His latest recommendation is Damian Marley, youngest son of you-know-who. This is not exactly an esoteric choice. Marley’s last CD won a Grammy; this one entered at #7 on the Billboard Top 200 Albums Chart, which is higher than any reggae artist in history. And he’s been touring with Ben Harper, whose musical taste is as exalted as his own music.

Still, I was stunned by this CD — despite a little sampling of Dad’s music, this is in no way a “son of” deal. There’s no paean to ganja. Haile Selassie isn’t about to liberate Jamaica’s Rastas and lead them “"home” to Africa. There’s optimism here, but it’s set against a world in which a handful of companies and countries have a boot on the throats of the oppressed — which explains, more or less, the guilty feeling you have when you go to Jamaica and compare yourself to the Jamaicans who don’t have the good fortune to have been hired to pamper you.

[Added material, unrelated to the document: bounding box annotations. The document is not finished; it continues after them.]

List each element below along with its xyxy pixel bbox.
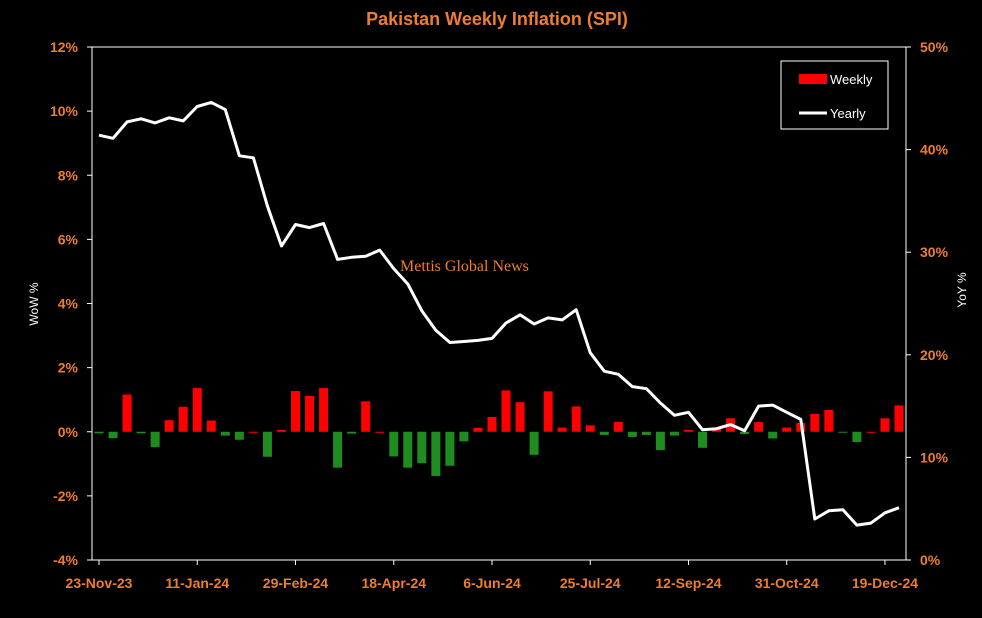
weekly-bar	[178, 406, 188, 432]
weekly-bar	[866, 431, 876, 433]
chart-title: Pakistan Weekly Inflation (SPI)	[366, 9, 628, 29]
weekly-bar	[234, 431, 244, 440]
weekly-bar	[164, 420, 174, 432]
weekly-bar	[543, 391, 553, 432]
weekly-bar	[206, 420, 216, 432]
weekly-bar	[880, 418, 890, 432]
left-tick-label: -4%	[53, 552, 78, 568]
yearly-line	[98, 100, 900, 527]
weekly-bar	[641, 431, 651, 435]
weekly-bar	[108, 431, 118, 439]
right-tick-label: 30%	[920, 244, 949, 260]
weekly-bar	[613, 421, 623, 432]
weekly-bar	[375, 431, 385, 433]
left-tick-label: 4%	[58, 296, 79, 312]
weekly-bar	[150, 431, 160, 448]
x-tick-label: 19-Dec-24	[852, 575, 918, 591]
left-tick-label: 8%	[58, 167, 79, 183]
x-tick-label: 29-Feb-24	[263, 575, 329, 591]
left-tick-label: 2%	[58, 360, 79, 376]
weekly-bar	[361, 401, 371, 432]
weekly-bar	[515, 402, 525, 432]
x-tick-label: 12-Sep-24	[655, 575, 721, 591]
weekly-bar	[669, 431, 679, 436]
weekly-bar	[290, 391, 300, 432]
weekly-bar	[262, 431, 272, 457]
right-tick-label: 10%	[920, 449, 949, 465]
weekly-bar	[473, 427, 483, 432]
left-tick-label: 10%	[50, 103, 79, 119]
right-tick-label: 0%	[920, 552, 941, 568]
weekly-bar	[333, 431, 343, 468]
weekly-bar	[431, 431, 441, 476]
right-axis-ticks: 50% 40% 30% 20% 10% 0%	[906, 39, 949, 568]
legend-weekly-swatch	[799, 74, 827, 84]
x-tick-label: 25-Jul-24	[560, 575, 621, 591]
weekly-bar	[529, 431, 539, 455]
legend-yearly-label: Yearly	[830, 106, 866, 121]
weekly-bar	[347, 431, 357, 434]
right-tick-label: 50%	[920, 39, 949, 55]
left-axis-title: WoW %	[27, 282, 41, 325]
legend: Weekly Yearly	[780, 60, 889, 130]
weekly-bar	[248, 431, 258, 433]
weekly-bar	[585, 425, 595, 432]
x-tick-label: 11-Jan-24	[165, 575, 229, 591]
left-tick-label: 12%	[50, 39, 79, 55]
right-tick-label: 40%	[920, 142, 949, 158]
weekly-bar	[627, 431, 637, 437]
weekly-bar	[445, 431, 455, 466]
legend-weekly-label: Weekly	[830, 72, 873, 87]
weekly-bar	[754, 422, 764, 432]
x-tick-label: 31-Oct-24	[755, 575, 819, 591]
weekly-bar	[459, 431, 469, 442]
weekly-bar	[276, 429, 286, 432]
weekly-bar	[740, 431, 750, 434]
x-tick-label: 6-Jun-24	[463, 575, 521, 591]
weekly-bar	[305, 395, 315, 432]
weekly-bar	[571, 406, 581, 432]
weekly-bar	[810, 413, 820, 432]
weekly-bar	[192, 388, 202, 432]
weekly-bar	[389, 431, 399, 457]
x-tick-label: 23-Nov-23	[66, 575, 133, 591]
x-axis-ticks: 23-Nov-23 11-Jan-24 29-Feb-24 18-Apr-24 6-Ju…	[66, 560, 918, 591]
weekly-bar	[403, 431, 413, 468]
left-tick-label: -2%	[53, 488, 78, 504]
weekly-bar	[768, 431, 778, 439]
left-tick-label: 0%	[58, 424, 79, 440]
weekly-bar	[417, 431, 427, 464]
weekly-bar	[852, 431, 862, 443]
left-tick-label: 6%	[58, 231, 79, 247]
weekly-bar	[698, 431, 708, 448]
watermark-text: Mettis Global News	[400, 258, 529, 275]
x-tick-label: 18-Apr-24	[361, 575, 426, 591]
weekly-bar	[319, 388, 329, 432]
weekly-bar	[136, 431, 146, 434]
weekly-bar	[838, 431, 848, 433]
weekly-bar	[782, 427, 792, 432]
weekly-bar	[683, 429, 693, 432]
weekly-bar	[557, 427, 567, 432]
weekly-bar	[220, 431, 230, 436]
weekly-bar	[487, 417, 497, 432]
weekly-bar	[94, 431, 104, 434]
left-axis-ticks: 12% 10% 8% 6% 4% 2% 0% -2% -4%	[50, 39, 92, 568]
weekly-bar	[599, 431, 609, 435]
weekly-bar	[122, 394, 132, 432]
weekly-bar	[894, 405, 904, 432]
legend-box	[780, 60, 889, 130]
weekly-bar	[501, 390, 511, 432]
right-tick-label: 20%	[920, 347, 949, 363]
right-axis-title: YoY %	[955, 272, 969, 308]
weekly-bar	[824, 409, 834, 432]
weekly-bar	[655, 431, 665, 451]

If the anger is raw, the music is not — this is probably the most varied reggae CD I’ve ever heard. Take the beginning: a political speech, accompanied by the booming of a military drum. You can’t miss the menace. But what’s that? Strings. They sweeten the threat, they confound expectation. But only for a second. That drum pounds pounds pounds. A rainstorm of words cascades. The politician veers into the hysterical. This is complex stuff, worthy of a close listen.

The title song is a radio favorite on independent radio stations. Easy to see why. A sweet voice sings alone: “Out in the streets, they call it ….murder!” Whoa. Where did that come from? “Welcome to Jamrock” — what kind of “welcome” is this? No time to think about it, because here comes the bass guitar to work on your lower spine, now begins the off-beat drumming that more or less insists you get up and corkscrew your way around the room.

The lyrics are shouted. An assault. The accent is thick, and it’s easy to miss how urgent — how brutal, how utterly tragic — they are. So here, as a public service is a sample:

Welcome to Jamrock, poor people are dead at random
Political violence, can done! Pure ghost and phantom,
the youth them get blind by stardom
Now the Kings of Kings a call
Old man to Pickney, so wave one hand if you with me
To see the sufferation sicken me
Them suit no fit me, to win election they trick we
And they don’t do nuttin at all

Come on let’s face it, a ghetto education’s basic
A most a the youths them waste it
And when they waste it, that’s when they take the guns and replace it
Then them don’t stand a chance at all
And that’s why a nuff little youth have up some fat matic
With the extra magazine inna them back pocket
And have leisure night time inna some black jacket

All who not lock glocks, them a lock rocket
Then will full you up a current like a short circuit
Them a run a roadblock which part the cops block it
And from now till a mornin not stop clock it
If the run outta rounds a brought back ratchet

And, interspersed, that sweet voice: “Out in the street, they call it…murder.”

Same story in the other songs. Damian Marley is all over the map, drawing on soca, hip hop and R & B . You’ll swear you are hearing Stevie Wonder; you will truly be hearing a duet with Bobby Brown (Whitney Houston’s sometime husband). Violins swirl in unlikely places. This is much more than reggae — it’s literally world music, full of surprises and fresh delights.

Damien Marley is hugely ambitious: he insist he won’t be satisfied until a reggae record is the album of the year. It says here that if anyone is likely to do that, it’s this guy. Meanwhile, you can score points with kids and friends by slipping this CD on — however hip you are, no one is expecting you to be into music this exciting and of-the-moment.